Quel type d’« alternative historique » à l’UE, la Turquie va-t-elle rechercher ? Et dans quelle direction ? L’Union européenne incarne aujourd’hui l’intégration économique et sociopolitique des pays de l’Europe continentale, mais cette union ne dispose pas d’un bloc militaire propre. Les discussions sur la formation d’une armée européenne restent pour l’instant à l’état de concept. En conséquence, la sécurité de l’UE est placée sous l’égide de l’OTAN. Ankara envisage donc d’autres formes de coopération économique comme alternative à l’intégration européenne.

Historiquement, avec la participation et le leadership de la Turquie, une telle alliance n’a pas encore vu le jour. L’histoire turque n’atteste que d’une seule intégration, l’Empire ottoman (1453-1923). Mais il ne s’agit pas seulement d’une intégration économique des différents peuples de l’Asie occidentale, du Moyen-Orient, de l’Afrique du Nord et de l’Europe du Sud-Est, mais de l’espace de l’empire conquis au prix de la force. Bien que la doctrine du néo-ottomanisme circule dans la doctrine de politique étrangère de la Turquie moderne, à ce stade, il est illusoire pour Ankara de trouver une voie alternative à l’UE sous la forme d’un nouvel empire turc dans l’espace de l’ancien État ottoman.
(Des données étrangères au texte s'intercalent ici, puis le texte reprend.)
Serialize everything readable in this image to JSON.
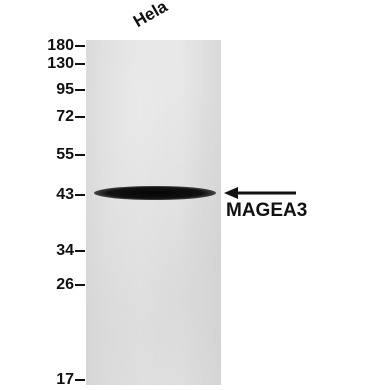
{
  "lane": {
    "label": "Hela"
  },
  "markers": [
    {
      "label": "180",
      "kda": 180
    },
    {
      "label": "130",
      "kda": 130
    },
    {
      "label": "95",
      "kda": 95
    },
    {
      "label": "72",
      "kda": 72
    },
    {
      "label": "55",
      "kda": 55
    },
    {
      "label": "43",
      "kda": 43
    },
    {
      "label": "34",
      "kda": 34
    },
    {
      "label": "26",
      "kda": 26
    },
    {
      "label": "17",
      "kda": 17
    }
  ],
  "band": {
    "target": "MAGEA3",
    "marker_kda": 43
  },
  "colors": {
    "background": "#ffffff",
    "membrane": "#e0e0e0",
    "band": "#0a0a0a",
    "text": "#111111"
  }
}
À côté de l’UE, l’Union économique eurasienne (UEEA) se développe dans le voisinage géographique de la Turquie, dans une partie de l’espace post-soviétique, avec la participation prépondérante de la Russie. La Turquie maintient des relations économiques et politiques rythmées et pragmatiques avec pratiquement tous les membres de l’UEEA (à l’exception de l’Arménie jusqu’à présent). La question se pose toutefois de savoir si la Turquie envisage d’adhérer à l’UEEA. Il est très probable qu’Ankara préfère à l’UEEA une alternative représentée par des associations internationales et économiques plus importantes sous la forme de l’OCS et des BRICS.

Par ailleurs, ce n’est pas une coïncidence si Ankara génère actuellement une stratégie de politique étrangère de « l’axe de la Turquie », qui inclut des composantes doctrinales telles que le néo-ottomanisme, le néopantouranisme et l’eurasianisme turc. Avec le succès militaire du tandem turco-azerbaïdjanais dans le Haut-Karabakh en 2020-2023, Ankara est passé à des initiatives plus ambitieuses dans le sens turco-islamique.

Plus précisément, il s’agit de :

-L’adoption de la déclaration turco-azerbaïdjanaise de Shusha le 15 juillet 2021, qui proclame une alliance stratégique entre la Turquie et l’Azerbaïdjan ;

-La transformation, le 12 novembre 2021, de l’institution du Conseil turcique en une Organisation internationale des États turciques pour une coopération globale des pays et des peuples turciques ;

La Turquie cherche à pénétrer systématiquement dans les étendues du Turkestan historique occidental (russe) et oriental (chinois) par l’intermédiaire de l’Azerbaïdjan allié et du bassin de la mer Caspienne, afin de devenir le principal point de transit et d’exportation des ressources naturelles richissimes des États turciques post-soviétiques vers les marchés extérieurs (principalement européens). Aujourd’hui déjà, la Turquie contrôle les exportations de gaz de l’Azerbaïdjan vers l’Europe via le gazoduc transanatolien TANAP. C’est la partie centrale du corridor gazier méridional, qui relie l’important champ gazier de Shahdeniz, dans le secteur caspien de l’Azerbaïdjan, à l’Europe via le gazoduc du Caucase du Sud et le gazoduc transadriatique.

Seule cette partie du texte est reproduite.